Due to the rising costs of dental treatment in Britain, a fifth of the British population are not going to the dentist\. This comes out as fears over the future of the NHS service continue to grow.

The poll by HSA also revealed a quarter of people think looking after their teeth is now unaffordable and 500,000 fewer people are regularly going to the dentist when compared with two years ago.

HSA spokesperson Richard Halley said: ‘This could be down to cost, and also difficulty in accessing an NHS dentist, indeed 27% of those surveyed claim they have struggled to find an NHS dentist.’

Some two-fifths of those polled said they thought NHS dentistry would disappear in the future which would force all people to take up private dental insurance.

From today NHS dental charges for an examination, advice and any necessary x-rays or scale and polish, will go up by 30p to £16.20.

The research by HSA also revealed that Brits cannot rely on employer health schemes to help their teeth, while 65% of firms believe employees would value dental benefits, two-thirds of companies would not consider introducing a dental scheme.

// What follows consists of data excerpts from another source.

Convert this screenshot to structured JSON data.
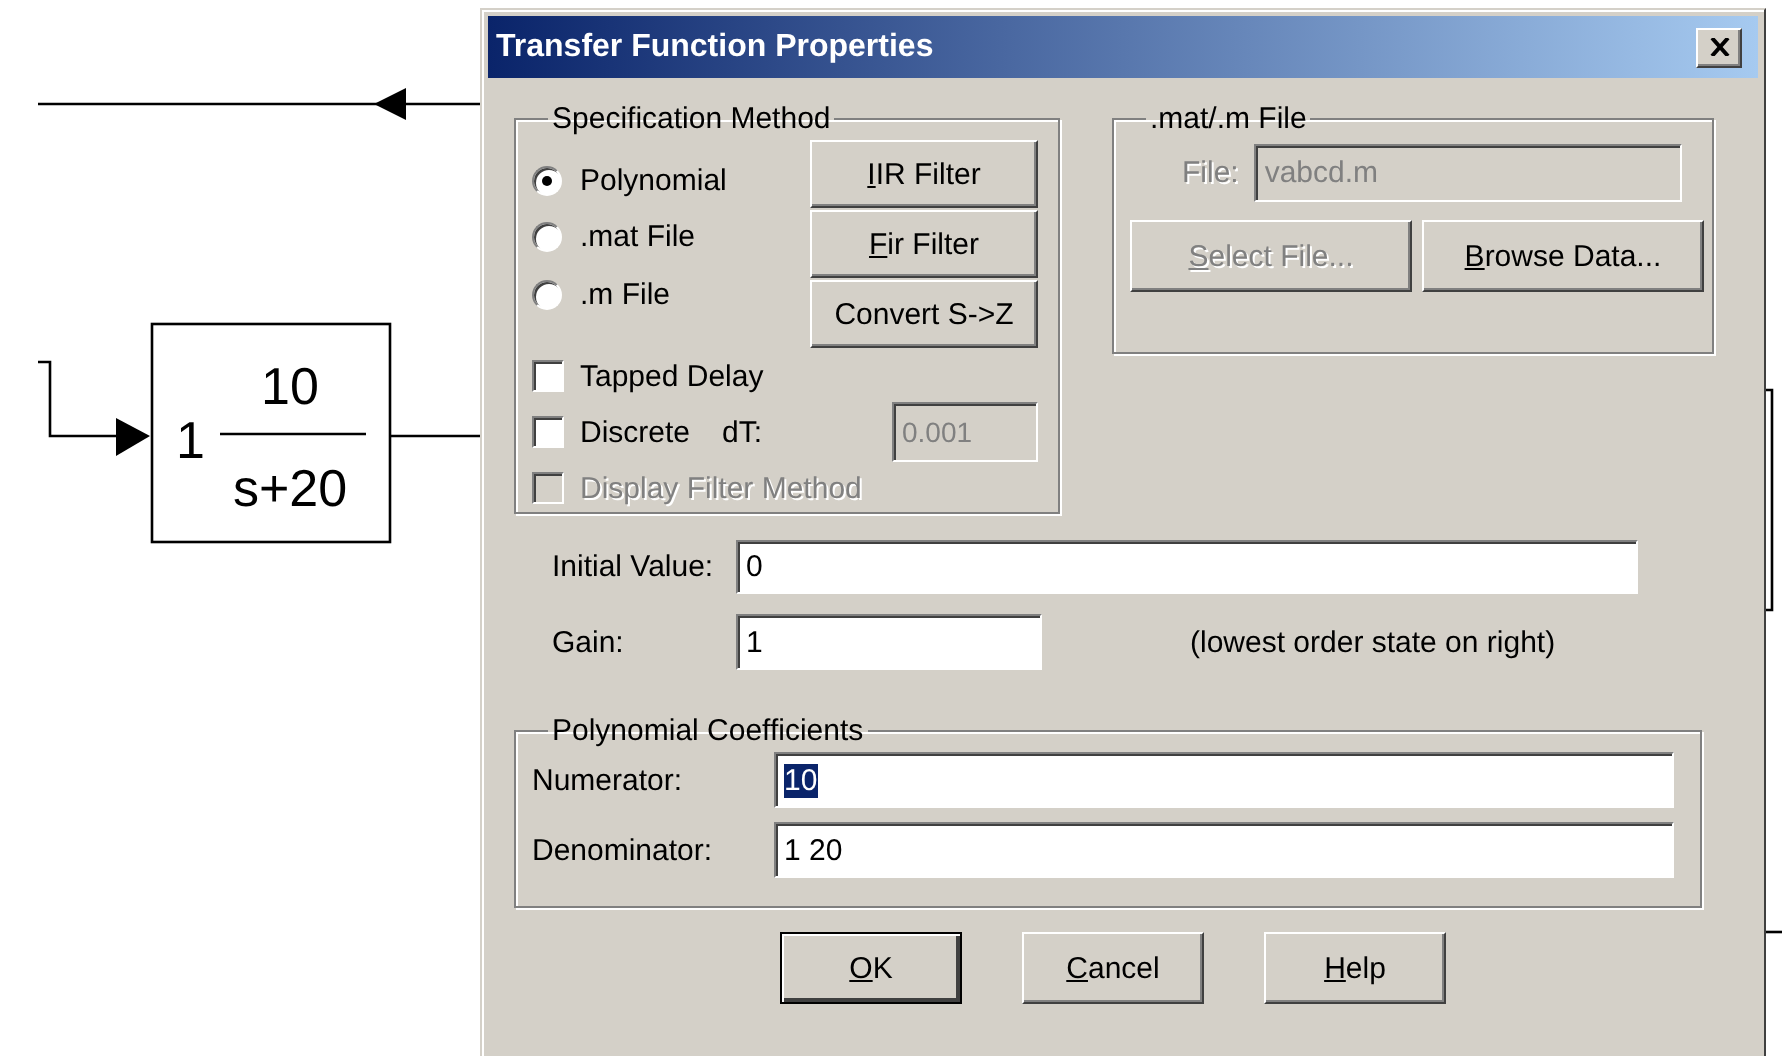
{
  "diagram": {
    "block": {
      "gain": "1",
      "numerator": "10",
      "denominator": "s+20"
    }
  },
  "window": {
    "title": "Transfer Function Properties"
  },
  "specification_method": {
    "title": "Specification Method",
    "options": [
      {
        "label": "Polynomial",
        "selected": true
      },
      {
        "label": ".mat File",
        "selected": false
      },
      {
        "label": ".m File",
        "selected": false
      }
    ],
    "buttons": [
      {
        "mnemonic": "I",
        "label": "IR Filter"
      },
      {
        "mnemonic": "F",
        "label": "ir Filter"
      },
      {
        "label": "Convert S->Z"
      }
    ],
    "checkboxes": [
      {
        "label": "Tapped Delay",
        "checked": false,
        "disabled": false
      },
      {
        "label": "Discrete",
        "checked": false,
        "disabled": false
      },
      {
        "label": "Display Filter Method",
        "checked": false,
        "disabled": true
      }
    ],
    "dt": {
      "label": "dT:",
      "value": "0.001",
      "disabled": true
    }
  },
  "mat_file": {
    "title": ".mat/.m File",
    "file_label": "File:",
    "file_value": "vabcd.m",
    "disabled": true,
    "buttons": [
      {
        "mnemonic": "S",
        "label": "elect File...",
        "disabled": true
      },
      {
        "mnemonic": "B",
        "label": "rowse Data...",
        "disabled": false
      }
    ]
  },
  "initial_value": {
    "label": "Initial Value:",
    "value": "0"
  },
  "gain": {
    "label": "Gain:",
    "value": "1"
  },
  "note": "(lowest order state on right)",
  "polynomial_coefficients": {
    "title": "Polynomial Coefficients",
    "fields": [
      {
        "label": "Numerator:",
        "value": "10",
        "selected": true
      },
      {
        "label": "Denominator:",
        "value": "1 20",
        "selected": false
      }
    ]
  },
  "buttons": [
    {
      "mnemonic": "O",
      "label": "K",
      "default": true
    },
    {
      "mnemonic": "C",
      "label": "ancel",
      "default": false
    },
    {
      "mnemonic": "H",
      "label": "elp",
      "default": false
    }
  ]
}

Mr Halley said: ‘By dismissing dental benefits companies could be letting their employees and themselves down. Especially since over a quarter of working people surveyed as part of our consumer survey claimed looking after dental benefits was unaffordable, and 42 per cent thought they could do more to look after their oral health.

‘This could impact recruitment and retention as dental benefits could really attract employees. Additionally, if working people are putting off visiting the dentist due to cost, this could result in their oral health worsening, which could affect sickness absence.’